Spunky1 said:
Well, melting was no success. Tried various ways, plain,borax, Chapman flux and nothing. Plain, just smoked some til almost gone. Borax it all went into slag.
It's tough to suggest a solution with such a minimal description of the results of your smelting/melting attempts. However, here are some thoughts.
I can't speak to the appropriateness of using oxalic acid and your process. Ive never worked with butyl diglyme. However, I'll give you the benefit of the doubt and assume that your process makes sense.
Firstly, if you dropped material from solutionn using oxalic acid, the dropped material should be clean gold powder, correct? If so, you should be able to take a small bit, drop it into a melting dish, and melt it a bit with a gentle flame from a propane torch.
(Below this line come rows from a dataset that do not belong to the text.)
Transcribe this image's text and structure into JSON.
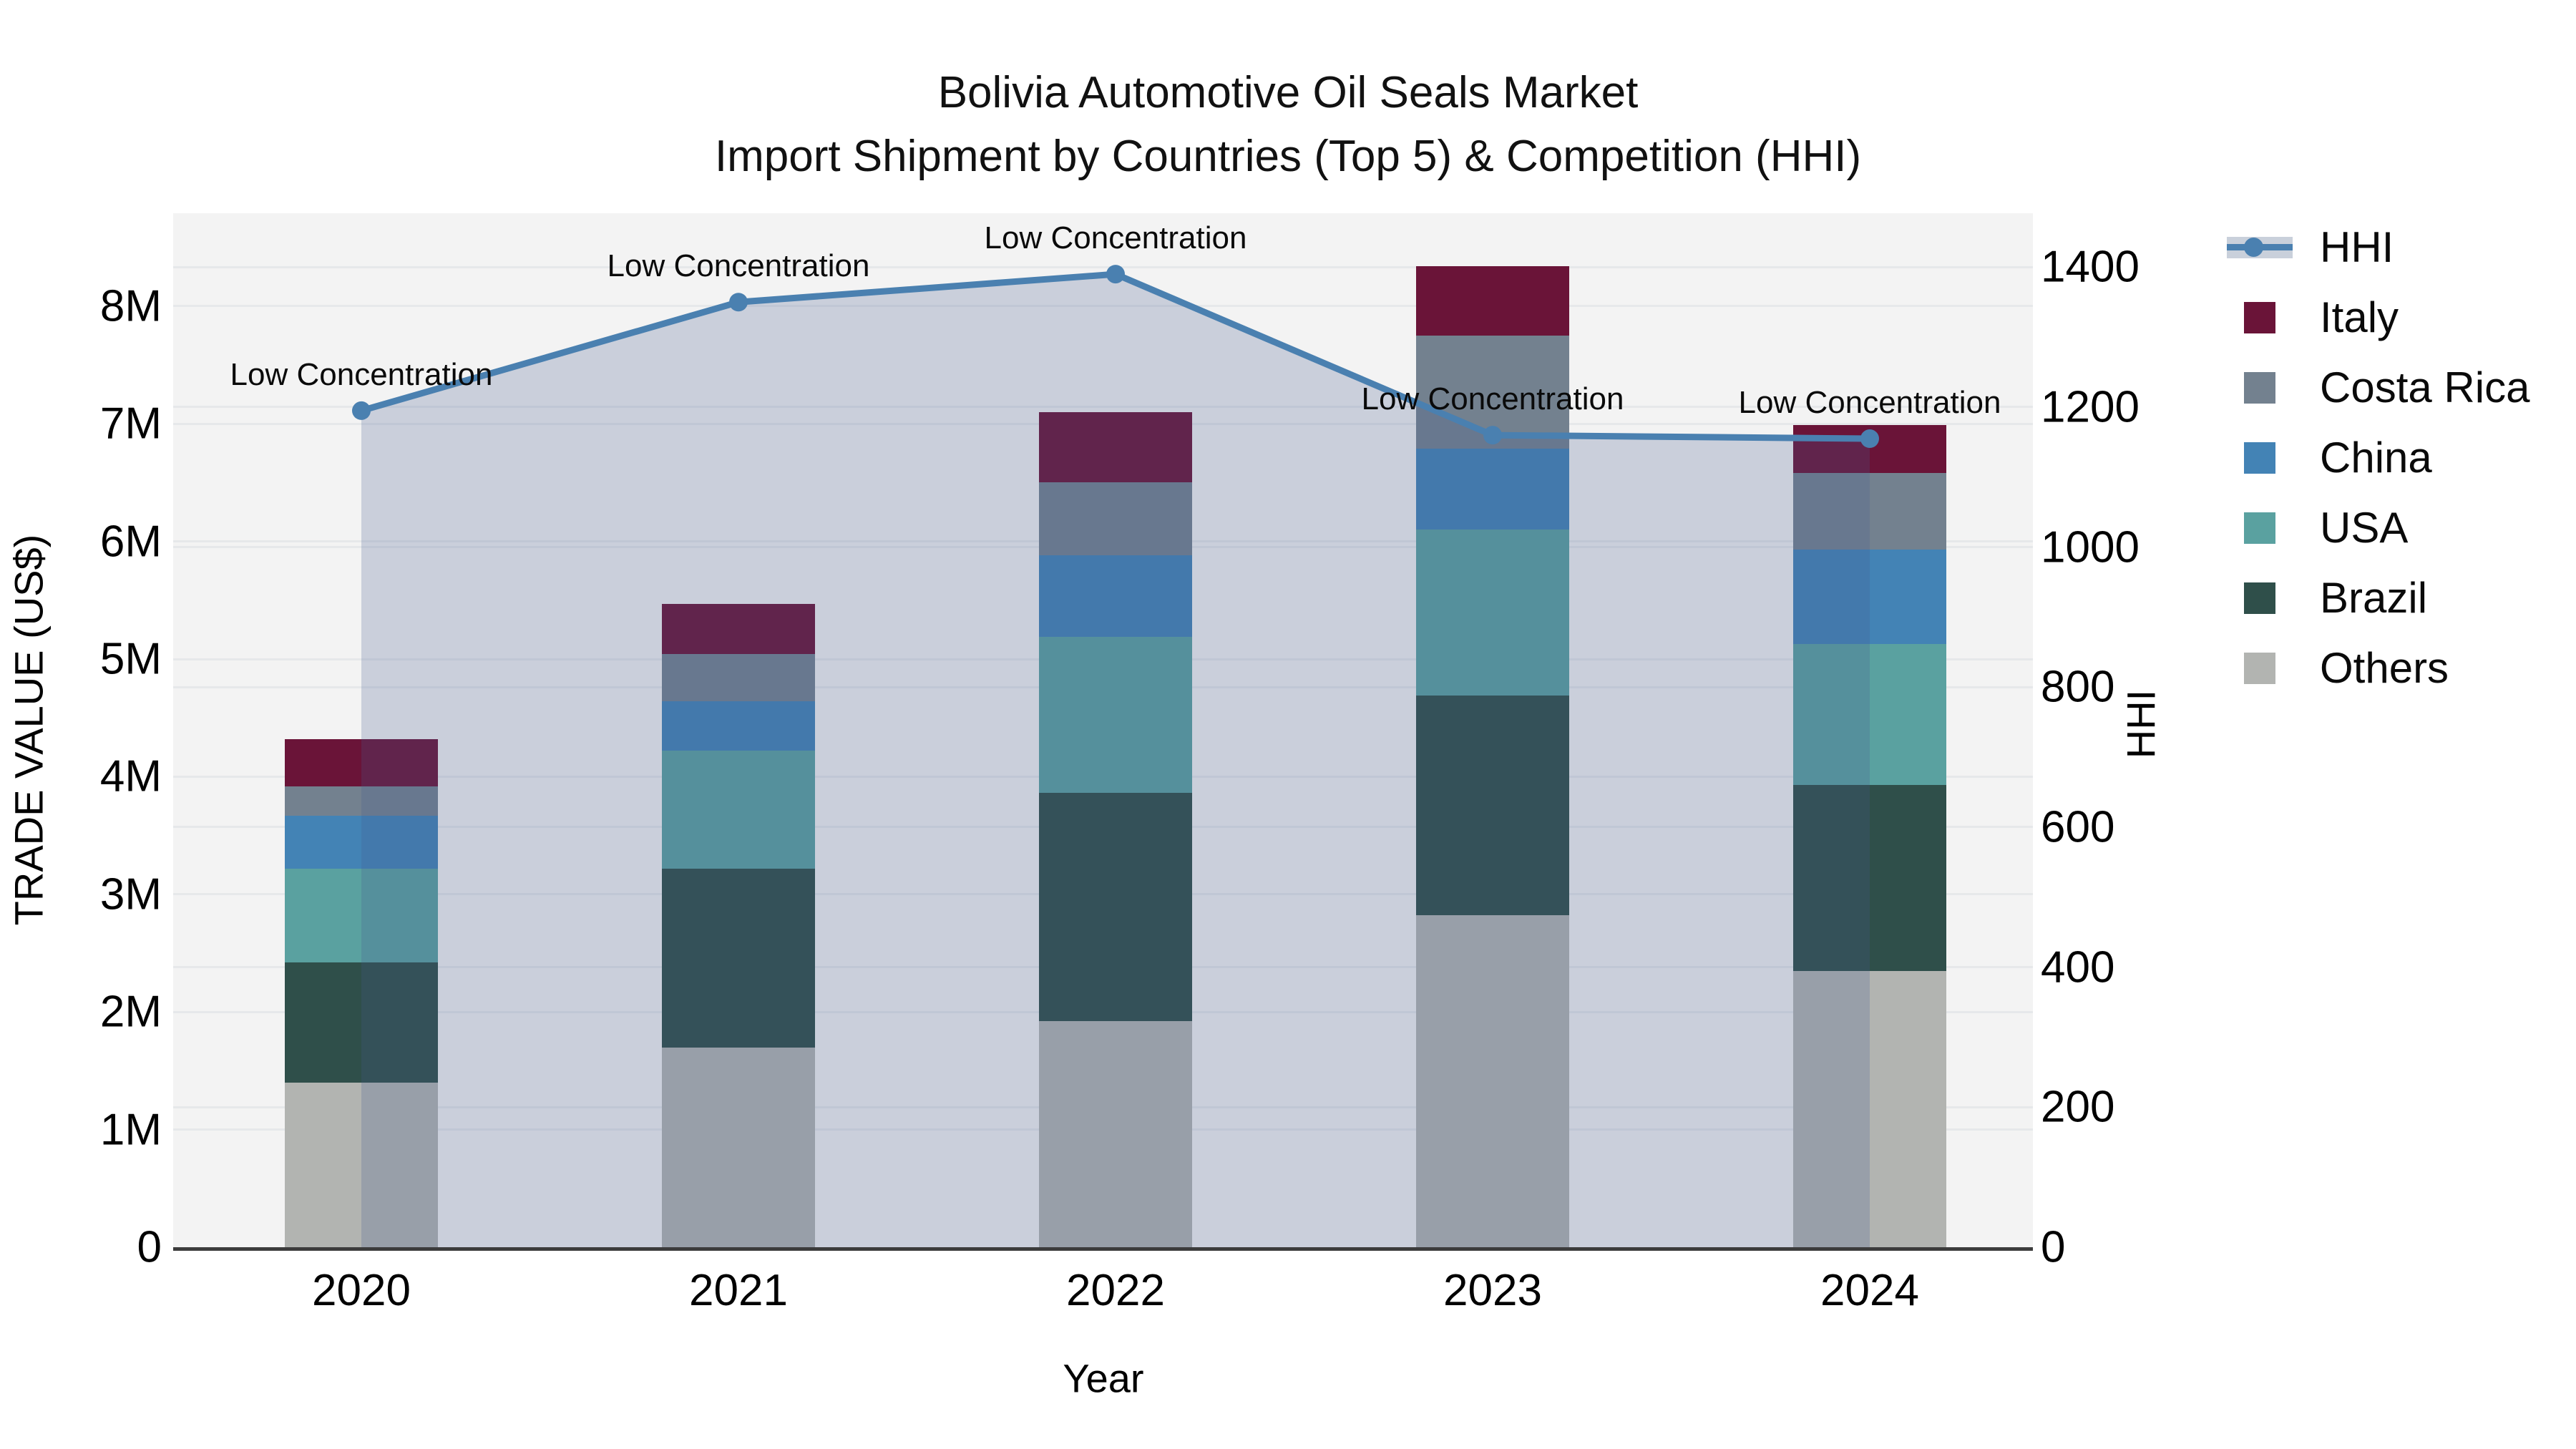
{
  "title": {
    "line1": "Bolivia Automotive Oil Seals Market",
    "line2": "Import Shipment by Countries (Top 5) & Competition (HHI)"
  },
  "chart_data": {
    "type": "bar",
    "subtype": "stacked bars with overlaid line (dual axis)",
    "categories": [
      "2020",
      "2021",
      "2022",
      "2023",
      "2024"
    ],
    "series": [
      {
        "name": "Others",
        "color": "#b2b4b1",
        "values": [
          1.4,
          1.7,
          1.92,
          2.82,
          2.35
        ]
      },
      {
        "name": "Brazil",
        "color": "#2f4f4a",
        "values": [
          1.02,
          1.52,
          1.94,
          1.87,
          1.58
        ]
      },
      {
        "name": "USA",
        "color": "#5aa1a0",
        "values": [
          0.8,
          1.0,
          1.33,
          1.41,
          1.2
        ]
      },
      {
        "name": "China",
        "color": "#4383b5",
        "values": [
          0.45,
          0.42,
          0.69,
          0.69,
          0.8
        ]
      },
      {
        "name": "Costa Rica",
        "color": "#73818f",
        "values": [
          0.25,
          0.4,
          0.62,
          0.96,
          0.65
        ]
      },
      {
        "name": "Italy",
        "color": "#6a1438",
        "values": [
          0.4,
          0.43,
          0.6,
          0.59,
          0.41
        ]
      }
    ],
    "line_series": {
      "name": "HHI",
      "color": "#4a80b0",
      "area_fill": "rgba(70,92,144,0.23)",
      "values": [
        1195,
        1350,
        1390,
        1160,
        1155
      ],
      "axis": "right"
    },
    "annotations": [
      {
        "text": "Low Concentration",
        "category": "2020"
      },
      {
        "text": "Low Concentration",
        "category": "2021"
      },
      {
        "text": "Low Concentration",
        "category": "2022"
      },
      {
        "text": "Low Concentration",
        "category": "2023"
      },
      {
        "text": "Low Concentration",
        "category": "2024"
      }
    ],
    "left_axis": {
      "title": "TRADE VALUE (US$)",
      "tick_labels": [
        "0",
        "1M",
        "2M",
        "3M",
        "4M",
        "5M",
        "6M",
        "7M",
        "8M"
      ],
      "tick_values": [
        0,
        1,
        2,
        3,
        4,
        5,
        6,
        7,
        8
      ],
      "range": [
        0,
        8.79
      ],
      "unit": "M US$"
    },
    "right_axis": {
      "title": "HHI",
      "tick_labels": [
        "0",
        "200",
        "400",
        "600",
        "800",
        "1000",
        "1200",
        "1400"
      ],
      "tick_values": [
        0,
        200,
        400,
        600,
        800,
        1000,
        1200,
        1400
      ],
      "range": [
        0,
        1477
      ]
    },
    "x_axis": {
      "title": "Year"
    },
    "grid": true,
    "legend_position": "right"
  },
  "legend": {
    "items": [
      {
        "label": "HHI",
        "type": "line",
        "color": "#4a80b0",
        "band_color": "#c9d0db"
      },
      {
        "label": "Italy",
        "type": "swatch",
        "color": "#6a1438"
      },
      {
        "label": "Costa Rica",
        "type": "swatch",
        "color": "#73818f"
      },
      {
        "label": "China",
        "type": "swatch",
        "color": "#4383b5"
      },
      {
        "label": "USA",
        "type": "swatch",
        "color": "#5aa1a0"
      },
      {
        "label": "Brazil",
        "type": "swatch",
        "color": "#2f4f4a"
      },
      {
        "label": "Others",
        "type": "swatch",
        "color": "#b2b4b1"
      }
    ]
  },
  "colors": {
    "plot_background": "#f3f3f3",
    "gridline": "#e6e8ea",
    "axis_line": "#3c3c3c",
    "text": "#0a0a0a"
  }
}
This will not melt the powder into a button, but you should be able to melt bits of the powder enough to see grains of yellow, shinny gold under magnification. If this doesn't work, then you probably don't have gold.
If you pass the above sanity check, then you have clean gold powder. You do not need to smelt this powder using something like chapmans flux. Chapmans and other such fluxes are used to induce specific chemical reactions that are required to give you metallic gold at the bottom of your crucible when you are done. Choice of flux depends on composition of the material that you are attempting to smelt gold from.
Clean gold powder just needs to be melted. Many people use borax as a flux for this. In this scenario, the reason for using borax is that it helps prevent you from vaporizing very fine gold powder when attempting to melt the gold. There are many videos online showing examples of this process.
If you have gold and you are having difficulty melting it, then others can offer better suggestions if you provide very detailed descriptions of each of your steps, what you expected to have at the end of each of those steps, and what you actually ended up with. Pictures help a lot.